The shots that finished the Kennedy myth

10 April 2012

The assassination of Bobby Kennedy as he spoke at LA's Ambassador Hotel after winning the Californian primary in June 1968, was as great a tragedy for America as the earlier shooting of his brother. The result was the emergence of Richard Nixon, eventually to be disgraced.

Kennedy's theme that night was to unite America against the violence of the time, and Emilio Estevez's film points up plenty of parallels for today.

But, in attempting to fictionalise the stories of those who were in the ballroom that night, the film frequently loses focus and strength.

The moment we see documentary footage of Kennedy himself, it instantly springs to life. This was a man who might well have made a great liberal President, unafraid to tell America a good few home truths and idolised by those who supported him.

What we watch for most of the time makes a curiously manufactured and unpolitical movie. There are a number of good performances from a bevy of familiar faces.

Lindsay Lohan decides to marry classmate Elijah Wood in order to save him from a tour of Vietnam. Anthony Hopkins and Harry Belafonte play two retired veterans who don't really know what's going on any more.

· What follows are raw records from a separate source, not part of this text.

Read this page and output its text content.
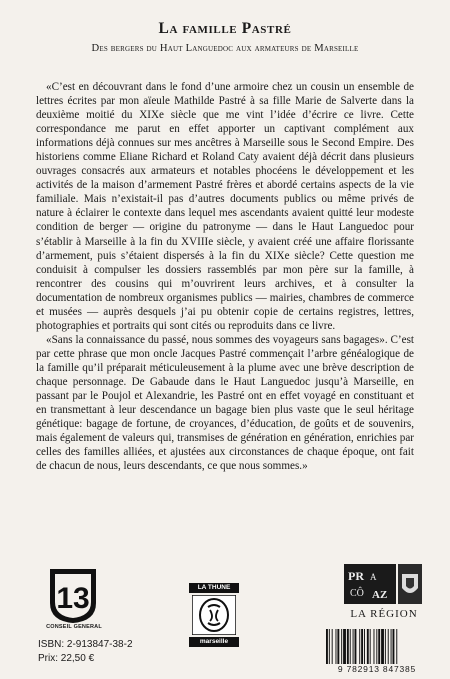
La famille Pastré
Des bergers du Haut Languedoc aux armateurs de Marseille

«C’est en découvrant dans le fond d’une armoire chez un cousin un ensemble de lettres écrites par mon aïeule Mathilde Pastré à sa fille Marie de Salverte dans la deuxième moitié du XIXe siècle que me vint l’idée d’écrire ce livre. Cette correspondance me parut en effet apporter un captivant complément aux informations déjà connues sur mes ancêtres à Marseille sous le Second Empire. Des historiens comme Eliane Richard et Roland Caty avaient déjà décrit dans plusieurs ouvrages consacrés aux armateurs et notables phocéens le développement et les activités de la maison d’armement Pastré frères et abordé certains aspects de la vie familiale. Mais n’existait-il pas d’autres documents publics ou même privés de nature à éclairer le contexte dans lequel mes ascendants avaient quitté leur modeste condition de berger — origine du patronyme — dans le Haut Languedoc pour s’établir à Marseille à la fin du XVIIIe siècle, y avaient créé une affaire florissante d’armement, puis s’étaient dispersés à la fin du XIXe siècle? Cette question me conduisit à compulser les dossiers rassemblés par mon père sur la famille, à rencontrer des cousins qui m’ouvrirent leurs archives, et à consulter la documentation de nombreux organismes publics — mairies, chambres de commerce et musées — auprès desquels j’ai pu obtenir copie de certains registres, lettres, photographies et portraits qui sont cités ou reproduits dans ce livre.

«Sans la connaissance du passé, nous sommes des voyageurs sans bagages». C’est par cette phrase que mon oncle Jacques Pastré commençait l’arbre généalogique de la famille qu’il préparait méticuleusement à la plume avec une brève description de chaque personnage. De Gabaude dans le Haut Languedoc jusqu’à Marseille, en passant par le Poujol et Alexandrie, les Pastré ont en effet voyagé en constituant et en transmettant à leur descendance un bagage bien plus vaste que le seul héritage génétique: bagage de fortune, de croyances, d’éducation, de goûts et de souvenirs, mais également de valeurs qui, transmises de génération en génération, enrichies par celles des familles alliées, et ajustées aux circonstances de chaque époque, ont fait de chacun de nous, leurs descendants, ce que nous sommes.»

13
CONSEIL GENERAL
LA THUNE
marseille
PR A
CÔ AZ
LA RÉGION
ISBN: 2-913847-38-2
Prix: 22,50 €
9 782913 847385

Youthful campaigners Shia LaBeouf and Brian Geraghty are turned on to LSD by hippy Ashton Kutcher, and Christian Slater gets sacked for being nasty to the Mexican workforce.

Much the best of these undercooked cameos come from Sharon Stone, as the hairdresser wife of William H Macy, devastated by the fact that he's having an affair (with Heather Graham's switchboard operator); and from Demi Moore as the alcoholic singer whose boyfriend (Estevez himself) is trying to save her from herself.

But the real star of the film is Bobby Kennedy himself, a politician determined to carry on where his brother left off, and with the intelligence and charisma to do it.

We, of course, know how the story will end. But it still comes as a palpable shock when busboy Sirhan Sirhan pulls his gun.

Using his haunting elegy for Martin Luther King over the final scene, Estevez makes most of what's gone before seem entertaining enough but fairly trivial. This is not, after all, Grand Hotel.